アメリカなど海外の株式市場は、通貨供給量の増加に比例して株価を10倍以上に伸ばしてきました。日本株は長らくそのマネーを吸収できずにいましたが、インフレという「栓」が抜けた今、過去30年分のマネーの膨張を急速に株価に織り込み始めています。通貨の価値が実質半分に薄まっているとすれば、株価が倍の10万円を目指すのは資産インフレの自然な帰結です。
名目EPS(1株当たり利益)のインフレ化
株価の基本は「EPS(利益)× PER(期待値)」です。
インフレが定着し、企業が「新卒に30万円、既存社員にもそれ以上」を払うために商品価格を引き上げれば、企業の「名目上の売上と利益」は自動的に膨張します。

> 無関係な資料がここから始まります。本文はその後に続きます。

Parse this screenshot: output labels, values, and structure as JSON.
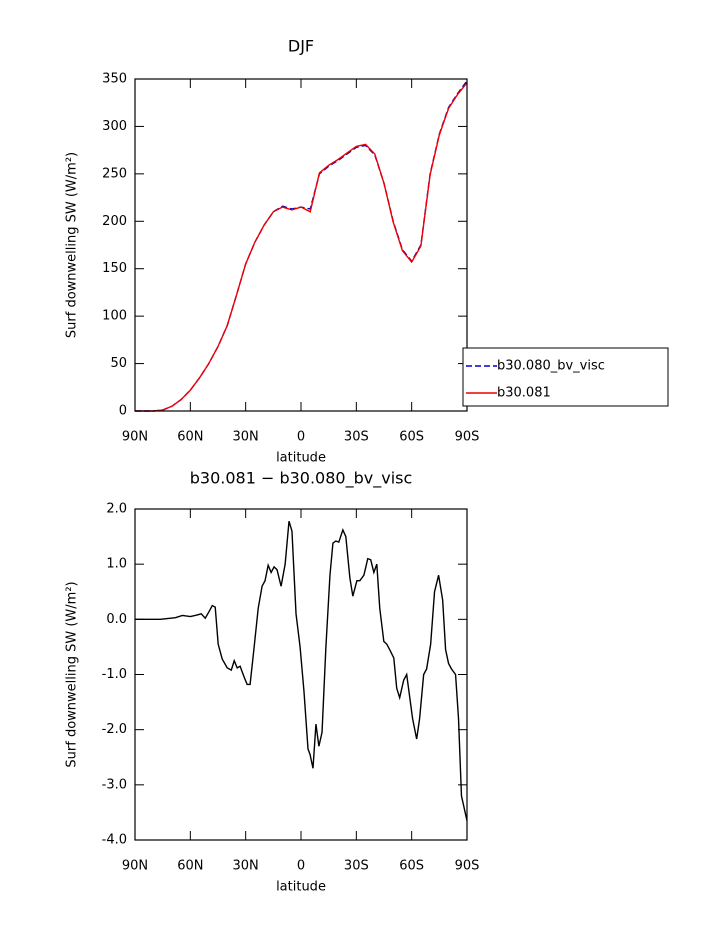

現在の日経平均のEPSが仮に3,500円〜4,000円だと仮定して、インフレによってこれが5,000円〜6,000円へと膨らめば、PER(割安感を示す指標)が15倍〜16倍のままでも、**「5,000円 × 20倍 = 100,000円」あるいは「6,000円 × 16倍 = 96,000円」**という数字がごく当たり前に算出されます。
海外投資家から見た「まだ安い日本」
海外の投資家は、まさにこの「溜め込まれたマネーの是正」と「名目利益のインフレ化」を見越して資金を投じています。彼らにとっての6万5,000円は、バブル期の高値更新というセンチメントではなく、単なる「インフレ調整後のスタートライン」に過ぎません。
結論:日本株への投資余地について
**溜まりに溜まったマネーサプライと、これから本格化するインフレ経済の循環を織り込んだ場合、日経平均10万円は十分に射程圏内(適正価格)**と言えます。
したがって、日本株(あるいは日本株を含むインデックス)には、これからまだ十分に投資する余地があります。
ただし、海外資本が主導する相場である以上、為替の急変動(急激な円高)や日銀の強烈な利上げがあった際には、一時的に10%〜20%規模の暴落が起きるリスクは常に孕んでいます。
世間が「物価高で生活が苦しい」「給料の逆転はおかしい」と文句を言っている間に、そのインフレの本質を見抜き、資産の逃避先(投資余地)を冷徹に計算していると、いないでは全く違う未来を見ることになります。
円高ショックが挟まろうとも(10%から20%のショック。相場があったとしても)、最終的にはマネーサプライの総量に見合った100,000円という適正値に収束(回復)していく」**というのが、最も合理的で逆らえない未来のシナリオです。
これまでの30年の歪みが一気に補正されるこの過渡期において、目先のノイズ(一過性の円高)に惑わされず、この「10万円への大局」を信じて淡々とチャンスを待てるかどうかが、進化する側と取り残される側の決定的な差になります。